Laureato oltre che in filosofia in filologia classica, ordinario a 35 anni di Storia della filosofia a Palermo, studioso profondo del pensiero di Aristotele, formatosi nella Torino illuministica del dopoguerra e nella austera Innsbruck degli anni Cinquanta, Plebe aveva esordito, con Processo all'estetica, un libro del 1959, combattendo il crocianesimo negli anni in cui era ancora d'obbligo essere crociani, e aveva proseguito combattendo, quale marxista, le ipocrisie del perbenismo intellettuale negli anni in cui era rischioso definirsi marxista. In Discorso semiserio sul romanzo, del 1966, aveva preso robustamente di petto l'avanguardia letteraria allora di moda.

La sua rottura con tutto questo mondo avvenne, lo abbiamo prima ricordato, quando la sinistra occidentale finì con l'identificarsi con la cosiddetta contestazione e la sua filosofia della reazione era in fondo quella di un uomo di buon senso contro gli eccessi.
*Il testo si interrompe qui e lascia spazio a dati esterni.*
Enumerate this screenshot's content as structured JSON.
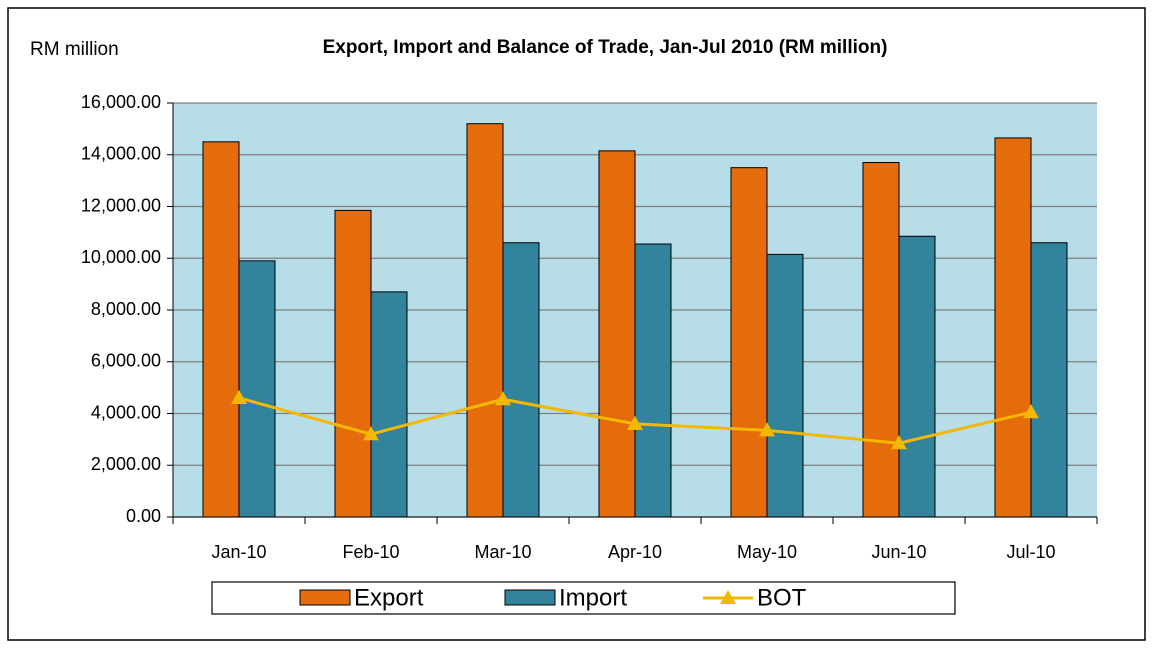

Era difficile che da ciò potesse venire una rifondazione del pensiero di destra, e del resto Plebe non si considerava un pensatore di destra e se avesse incontrato un reazionario doc non lo avrebbe riconosciuto. Ma negli anni Settanta era tutto possibile e per un lustro ci fu chi si convinse che fosse meglio avere un marziano a Roma che i fascisti su Marte.